Writing Strong Female Characters Is SJ Schwaidelson’s Genre

Some authors stick to a certain genre: thrillers, historical fiction, sci-fi, fantasy. SJ Schwaidelson has found a different sort of niche as her genre of choice: Strong women.

The Mendota Heights author has published her third novel The Pomegranate, a historical fiction novel centered around Batsheva Hagiz, the spirited daughter of a Jewish rug merchant dynasty in the city of Málaga, Spain, in the 12th century.

“The character of this girl has stayed with me for years,” Schwaidelson said. “I began to write her and flesh her out. And it became The Pomegranate.”

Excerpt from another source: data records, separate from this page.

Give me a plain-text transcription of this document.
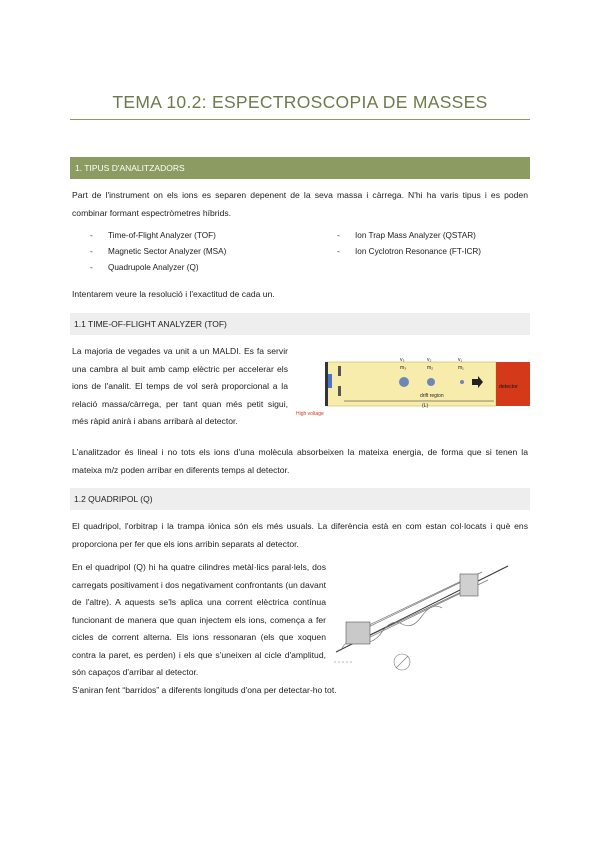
TEMA 10.2: ESPECTROSCOPIA DE MASSES
1. TIPUS D'ANALITZADORS

Part de l'instrument on els ions es separen depenent de la seva massa i càrrega. N'hi ha varis tipus i es poden combinar formant espectròmetres híbrids.

- Time-of-Flight Analyzer (TOF)
- Magnetic Sector Analyzer (MSA)
- Quadrupole Analyzer (Q)
- Ion Trap Mass Analyzer (QSTAR)
- Ion Cyclotron Resonance (FT-ICR)

Intentarem veure la resolució i l'exactitud de cada un.

1.1 TIME-OF-FLIGHT ANALYZER (TOF)

La majoria de vegades va unit a un MALDI. Es fa servir una cambra al buit amb camp elèctric per accelerar els ions de l'analit. El temps de vol serà proporcional a la relació massa/càrrega, per tant quan més petit sigui, més ràpid anirà i abans arribarà al detector.

detector
v₃	v₂	v₁
m₃	m₂	m₁
drift region
(L)
High voltage

L'analitzador és lineal i no tots els ions d'una molècula absorbeixen la mateixa energia, de forma que si tenen la mateixa m/z poden arribar en diferents temps al detector.

1.2 QUADRIPOL (Q)

El quadripol, l'orbitrap i la trampa iònica són els més usuals. La diferència està en com estan col·locats i què ens proporciona per fer que els ions arribin separats al detector.

En el quadripol (Q) hi ha quatre cilindres metàl·lics paral·lels, dos carregats positivament i dos negativament confrontants (un davant de l'altre). A aquests se'ls aplica una corrent elèctrica contínua funcionant de manera que quan injectem els ions, comença a fer cicles de corrent alterna. Els ions ressonaran (els que xoquen contra la paret, es perden) i els que s'uneixen al cicle d'amplitud, són capaços d'arribar al detector.

S'aniran fent “barridos” a diferents longituds d'ona per detectar-ho tot.
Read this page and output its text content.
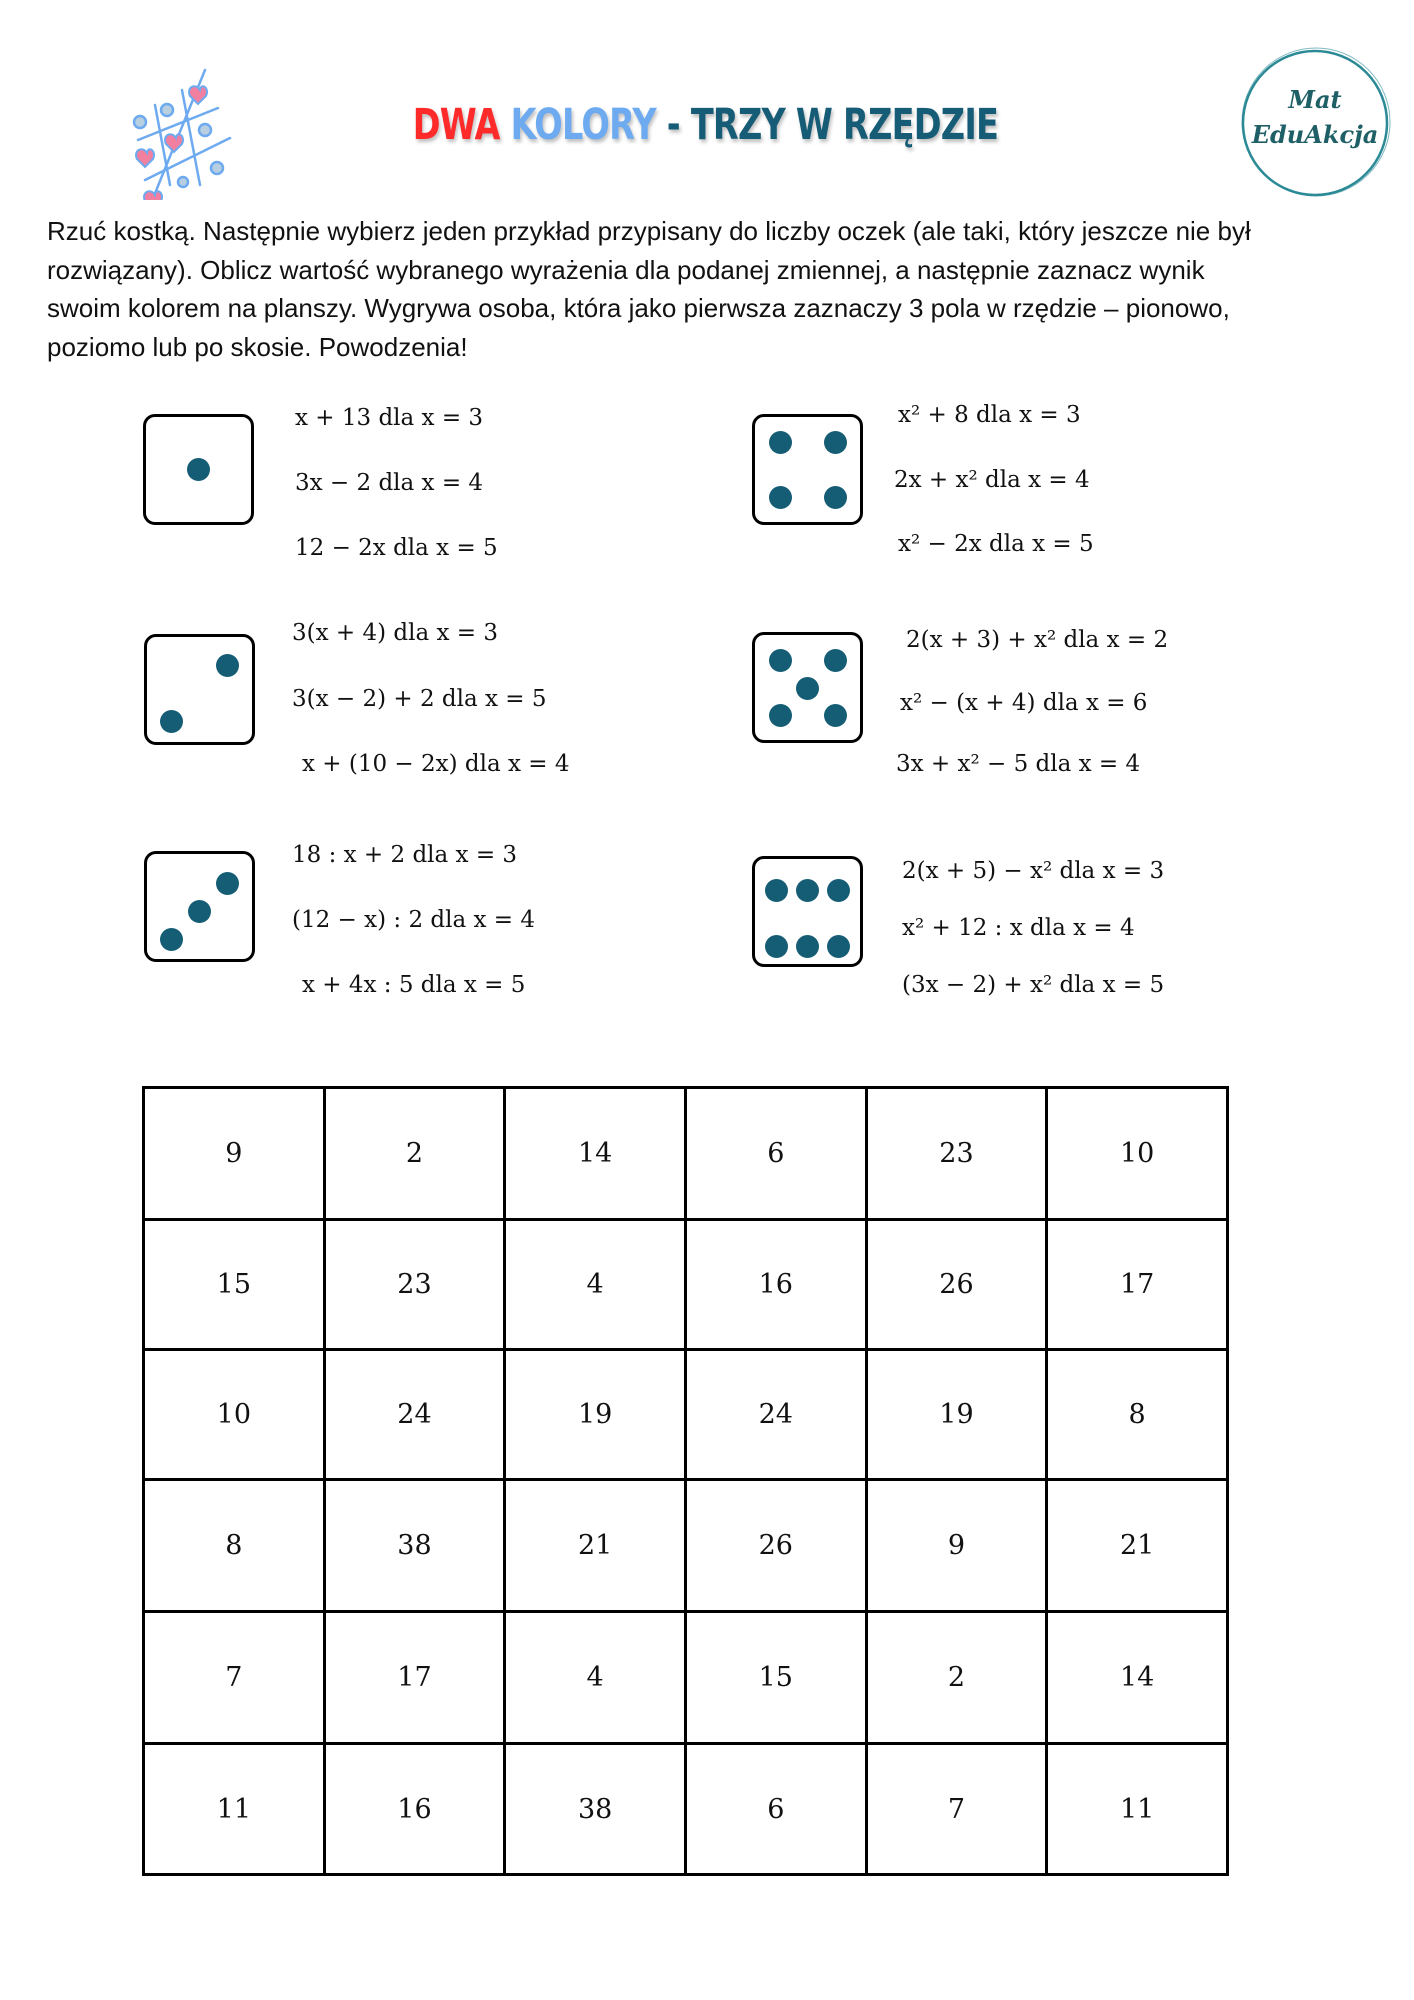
DWA KOLORY - TRZY W RZĘDZIE
Mat
EduAkcja
Rzuć kostką. Następnie wybierz jeden przykład przypisany do liczby oczek (ale taki, który jeszcze nie był
rozwiązany). Oblicz wartość wybranego wyrażenia dla podanej zmiennej, a następnie zaznacz wynik
swoim kolorem na planszy. Wygrywa osoba, która jako pierwsza zaznaczy 3 pola w rzędzie – pionowo,
poziomo lub po skosie. Powodzenia!
x + 13 dla x = 3
3x − 2 dla x = 4
12 − 2x dla x = 5
3(x + 4) dla x = 3
3(x − 2) + 2 dla x = 5
x + (10 − 2x) dla x = 4
18 : x + 2 dla x = 3
(12 − x) : 2 dla x = 4
x + 4x : 5 dla x = 5
x² + 8 dla x = 3
2x + x² dla x = 4
x² − 2x dla x = 5
2(x + 3) + x² dla x = 2
x² − (x + 4) dla x = 6
3x + x² − 5 dla x = 4
2(x + 5) − x² dla x = 3
x² + 12 : x dla x = 4
(3x − 2) + x² dla x = 5
9	2	14	6	23	10
15	23	4	16	26	17
10	24	19	24	19	8
8	38	21	26	9	21
7	17	4	15	2	14
11	16	38	6	7	11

Schwaidelson is having a book reading and signing at Beth Jacob Congregation on Nov. 9, from 7-8:30 p.m. 

Schwaidelson said that the idea of a strong woman leading character in a 12th-century novel was not a stretch for the time period.

“This is the time Eleanor of Aquitaine, who appears in the book, and who was running England, over the advice of everybody else while her son Richard, the Lionheart was in Palestine in the crusade,” she said. “Other women are running duchies. And the women of trading families were the ones who really did the business because men couldn’t go into the harem. They couldn’t go into a serail or seraglio. It’s not uncommon for Jewish women from that period from the trading families to be polyglots, to be able to keep records, to be able to sell, to be able to run the business. They are partners in that time.

“The women behind the curtain are the powers behind life.”

The story is of Batsheva Hagiz going to meet the husband she has picked for herself, with her father’s blessing, and getting snatched on the caravan ride.

“It’s the story of her decision to survive. And then, if that’s not enough, to take on the world, in her terms,” Schwaidelson said. “It’s the arc of a girl becoming a woman. But more importantly, it’s a woman who figures out how to run the world.”

Schwaidelson’s first two books cover vastly different parts of the planet — and elsewhere. Her first novel, Dream Dancer takes place in a remote part of northern Chile, while Lingua Galactic is a science fiction novel that was jokingly dubbed “Jews In Space.”

Writing science fiction was a challenge from her late husband, who was an avid sci-fi reader.

“He had handed me a book and said, the writing is terrible, but the story is really good,” she said. “I read it and I threw it back at him. He gave me the look. And he said, ‘If you are so (freakin’) smart, write your own science fiction book. So I did. Ten days later, I handed him a manuscript.”

Lingua had been a hit amongst their friends, and after her husband passed away, the friends strongly encouraged her to clean it up and get it published. 

“I said no, and they said, ‘No, no, we’re telling you, you are going to clean it up. And we’re going to edit it, and we’re going to do it.’ And we did. And it has sold well.”

Her fourth book, which she said is three-quarters done but is getting heavily edited because it is really complicated.

“It’s about an arts lawyer,” she said. “Chestnut Cambronne is heavily invested in this book because I keep hitting up their lawyers for help.”

Schwaidelson came to novel writing after years as a playwright writing children’s plays for 30 years, and lets the character drive the story. 

“I’ve heard other authors say this, and it is true for me, that my characters live in my head,” she said. “And they have a really nasty habit of sitting on my shoulder when I’m driving. And they say, ‘Have I got a story for you?’ Once the characters start to talk, in many ways, I’m the recording device.”